CS 170 Project Spring 2020

Files:

  • parse.py: functions to read/write inputs and outputs
  • solver.py: main solver program for the problem
  • solver.ipynb: helper file that invokes solver.py on an array of inputs
  • utils.py: contains functions to compute cost and validate NetworkX graphs

Run python solver.py to execute the solver on all files after extracting them to /inputs. Change the h= parameters of spdt and msdt functions to try different heuristics.

Computing all outputs should take a few hours (tested on an i7-9750H CPU). Ranked #6 overall on the project leaderboard.

Reflection

The algorithm can be roughly divided into two main phases: initial tree generation and local optimization.

For tree generation, a modified version of shortest path tree is used. A SPT is generated for every vertex in the graph and the algorithm yields the partial SPT when the vertices in the tree constitute a dominating set for the graph. For small and medium graphs, the complete SPT is also yielded. Different heuristics are also optionally included in the SPT generation algorithm to diversify the initial trees. These heuristics divide the weight of edges by the degree of the connected vertices when pushing vertices onto the heap and result in (incorrect) SPTs that may have smaller average routing costs. MSTs are also considered in the tree generation by running Prim’s from every vertex, although their costs are usually higher than SPTs. Heuristics considering degrees of vertices are also provided for MSTs.

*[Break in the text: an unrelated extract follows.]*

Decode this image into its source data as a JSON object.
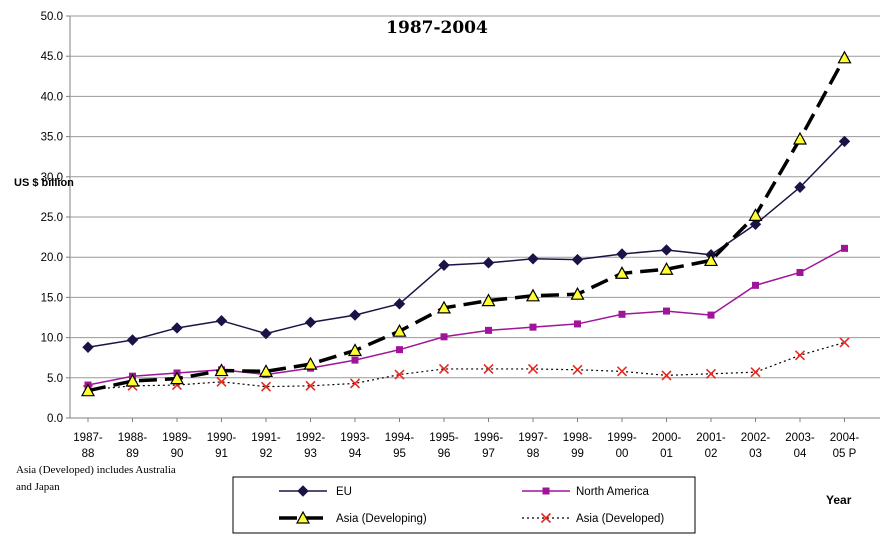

After obtaining the initial trees, three local optimization algorithms are applied to them. The first one considers every edge from the tree and try replacing them with another edge from the graph to reduce the average routing cost, taken from Appendix A of this paper. The second one is a combination of two contraction algorithms. The first contraction algorithm greedily prunes leaves if removing them reduces the average routing cost while keeping the tree dominating. The order of pruning may be randomized for smaller graphs. The second contraction algorithm prune all leaves regardless of the cost and only keep vertices such that they still constitute a dominating set. The contracted tree with the lowest cost among randomized runs of the greedy algorithm and the cost-blind algorithm is kept. The third optimizing algorithm considers all vertices directly neighboring the tree in the graph and adds them to the tree if their inclusion can lead to a lower average cost.

After applying the optimization algorithms to the initial trees, the tree with the lowest average routing cost is outputted.